#PowellRemarks
✍️ What did Jerome Powell say?
Jerome Powell, the Chairman of the U.S. Federal Reserve (the Fed), recently made important statements that affected financial markets.
- Key points:
- Inflation remains high: Powell indicated that inflationary pressures are still present, and it is necessary to ensure a sustainable decline before making any decisions.

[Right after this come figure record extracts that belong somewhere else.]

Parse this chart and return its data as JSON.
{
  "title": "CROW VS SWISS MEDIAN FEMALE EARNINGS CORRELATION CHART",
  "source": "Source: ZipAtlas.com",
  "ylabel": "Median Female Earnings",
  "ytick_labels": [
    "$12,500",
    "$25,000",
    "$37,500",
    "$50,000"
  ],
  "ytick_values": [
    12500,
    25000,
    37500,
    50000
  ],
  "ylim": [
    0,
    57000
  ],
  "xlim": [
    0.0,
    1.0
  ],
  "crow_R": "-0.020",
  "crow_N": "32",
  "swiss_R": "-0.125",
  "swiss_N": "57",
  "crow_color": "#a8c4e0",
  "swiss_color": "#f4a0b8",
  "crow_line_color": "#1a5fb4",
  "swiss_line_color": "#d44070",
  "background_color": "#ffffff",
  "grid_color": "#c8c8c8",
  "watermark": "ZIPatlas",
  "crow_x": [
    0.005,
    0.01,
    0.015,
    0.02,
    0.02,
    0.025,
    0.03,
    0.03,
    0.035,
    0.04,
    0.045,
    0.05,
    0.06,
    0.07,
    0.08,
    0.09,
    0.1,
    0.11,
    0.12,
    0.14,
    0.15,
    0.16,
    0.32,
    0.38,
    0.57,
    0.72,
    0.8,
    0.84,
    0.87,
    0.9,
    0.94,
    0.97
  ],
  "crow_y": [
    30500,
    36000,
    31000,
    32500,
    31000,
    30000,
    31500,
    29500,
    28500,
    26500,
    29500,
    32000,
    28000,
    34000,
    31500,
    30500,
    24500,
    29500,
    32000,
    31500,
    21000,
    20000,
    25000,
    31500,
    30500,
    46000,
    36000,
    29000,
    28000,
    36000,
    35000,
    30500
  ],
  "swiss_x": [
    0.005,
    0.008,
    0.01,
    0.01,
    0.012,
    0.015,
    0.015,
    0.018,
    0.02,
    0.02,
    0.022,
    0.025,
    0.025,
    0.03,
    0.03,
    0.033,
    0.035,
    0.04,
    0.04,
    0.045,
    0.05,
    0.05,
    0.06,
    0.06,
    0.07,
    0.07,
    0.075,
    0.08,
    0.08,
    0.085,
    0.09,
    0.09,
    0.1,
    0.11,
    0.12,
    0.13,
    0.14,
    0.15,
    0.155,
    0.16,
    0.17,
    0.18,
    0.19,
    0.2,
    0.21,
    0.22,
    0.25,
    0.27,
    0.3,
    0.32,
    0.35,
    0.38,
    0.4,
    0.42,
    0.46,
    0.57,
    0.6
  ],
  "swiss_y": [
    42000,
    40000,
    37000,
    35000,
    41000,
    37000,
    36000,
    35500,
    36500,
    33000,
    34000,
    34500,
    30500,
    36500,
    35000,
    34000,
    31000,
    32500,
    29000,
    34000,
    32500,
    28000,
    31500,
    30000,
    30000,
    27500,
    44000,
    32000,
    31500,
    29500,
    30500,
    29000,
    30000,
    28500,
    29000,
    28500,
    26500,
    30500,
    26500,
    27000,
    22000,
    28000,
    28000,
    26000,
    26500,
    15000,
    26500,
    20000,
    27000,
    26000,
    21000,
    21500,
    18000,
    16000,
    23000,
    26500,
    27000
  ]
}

- Interest rate cuts are not guaranteed: He clarified that interest rate cuts will only occur when there is "clear evidence" of inflation declining towards the target (2%).
- The labor market is strong but moderate: He noted that the labor market remains robust but is showing some signs of slowing down.
- No intention to raise interest rates currently: The Fed is adopting a "wait and see" policy, keeping rates elevated for a longer period if necessary.
- Impact of the statements on the market:
- Stock markets: Experienced volatility after the statements due to the uncertainty of the timing of interest rate cuts.
- Gold and Bitcoin: Recorded slight increases due to investors' concerns about the continuation of tight policy.
- Bond yields: Stabilized relatively as markets await upcoming inflation figures.
✍️ Powell's statements were cautious, emphasizing that the Fed remains committed to caution in the battle against inflation. Any upcoming decisions will be based on data, not forecasts.